Cet état d’urgence sera maintenu, confirment Greg Archibald et Paul Gilmore. Une rencontre est d’ailleurs prévue mardi pour définir les mesures à envisager cet hiver.

« On veut que nos citoyens continuent de surveiller leur consommation d’eau. »

— Une citation de  Paul Gilmore, préfet de la municipalité rurale de Montcalm et membre du conseil d’administration de la Coopérative d’eau de la vallée de la Pembina

Paul Gilmore aimerait que la province soit plus proactive pour aider les municipalités à trouver d’autres sources d’eau, sachant que les sécheresses pourraient se répéter dans les années à venir.

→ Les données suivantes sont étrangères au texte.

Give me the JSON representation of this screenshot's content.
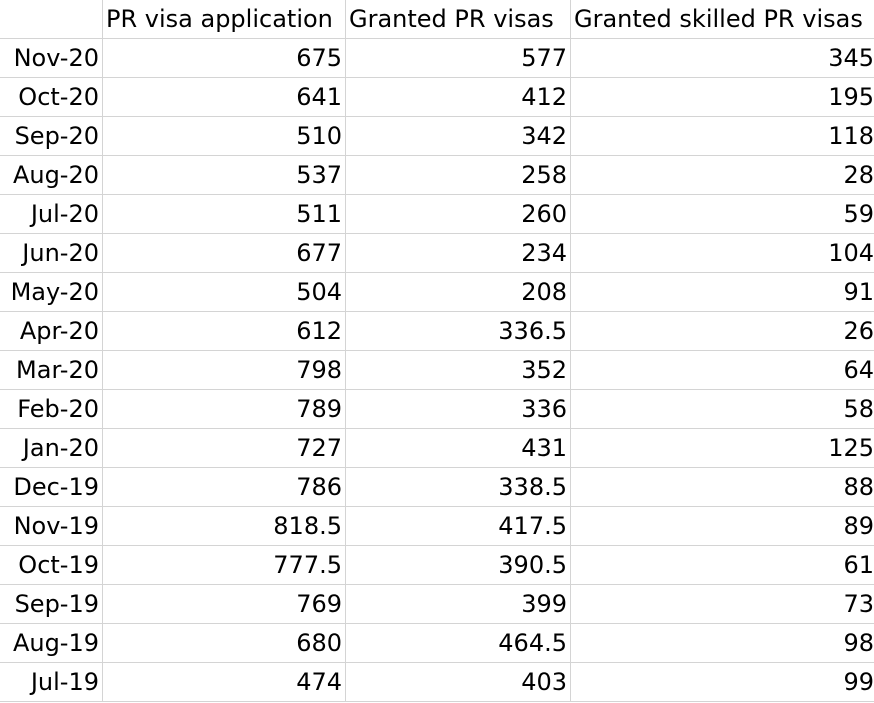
{
  "table": {
    "columns": [
      "",
      "PR visa application",
      "Granted PR visas",
      "Granted skilled PR visas"
    ],
    "rows": [
      {
        "month": "Nov-20",
        "applications": "675",
        "granted": "577",
        "skilled": "345"
      },
      {
        "month": "Oct-20",
        "applications": "641",
        "granted": "412",
        "skilled": "195"
      },
      {
        "month": "Sep-20",
        "applications": "510",
        "granted": "342",
        "skilled": "118"
      },
      {
        "month": "Aug-20",
        "applications": "537",
        "granted": "258",
        "skilled": "28"
      },
      {
        "month": "Jul-20",
        "applications": "511",
        "granted": "260",
        "skilled": "59"
      },
      {
        "month": "Jun-20",
        "applications": "677",
        "granted": "234",
        "skilled": "104"
      },
      {
        "month": "May-20",
        "applications": "504",
        "granted": "208",
        "skilled": "91"
      },
      {
        "month": "Apr-20",
        "applications": "612",
        "granted": "336.5",
        "skilled": "26"
      },
      {
        "month": "Mar-20",
        "applications": "798",
        "granted": "352",
        "skilled": "64"
      },
      {
        "month": "Feb-20",
        "applications": "789",
        "granted": "336",
        "skilled": "58"
      },
      {
        "month": "Jan-20",
        "applications": "727",
        "granted": "431",
        "skilled": "125"
      },
      {
        "month": "Dec-19",
        "applications": "786",
        "granted": "338.5",
        "skilled": "88"
      },
      {
        "month": "Nov-19",
        "applications": "818.5",
        "granted": "417.5",
        "skilled": "89"
      },
      {
        "month": "Oct-19",
        "applications": "777.5",
        "granted": "390.5",
        "skilled": "61"
      },
      {
        "month": "Sep-19",
        "applications": "769",
        "granted": "399",
        "skilled": "73"
      },
      {
        "month": "Aug-19",
        "applications": "680",
        "granted": "464.5",
        "skilled": "98"
      },
      {
        "month": "Jul-19",
        "applications": "474",
        "granted": "403",
        "skilled": "99"
      }
    ]
  }
}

Dans un courriel, un porte-parole de la province soutient que plusieurs ministères coordonnent leur réponse à la sécheresse pour réduire les conséquences sur les Manitobains, ainsi que pour planifier les mesures d’urgence en cas de sécheresse grave ou de pénurie d’eau.

Il ajoute que la province travaille avec la Coopérative d’eau de la vallée de la Pembina pour soutenir la modernisation des infrastructures, afin d’améliorer l’accès à l’eau non traitée et la distribution de l’eau potable. La province appuie aussi la coopérative dans ses projets pour s’adapter aux sécheresses, selon le porte-parole.

M. Archibald estime que la situation entourant l’accès à l’eau dans la rivière Rouge cet hiver sera mieux connue à la fin du mois d'octobre, où on attend des informations et des discussions sur les prévisions hydrauliques en provenance du gouvernement canadien, des États-Unis et de la province.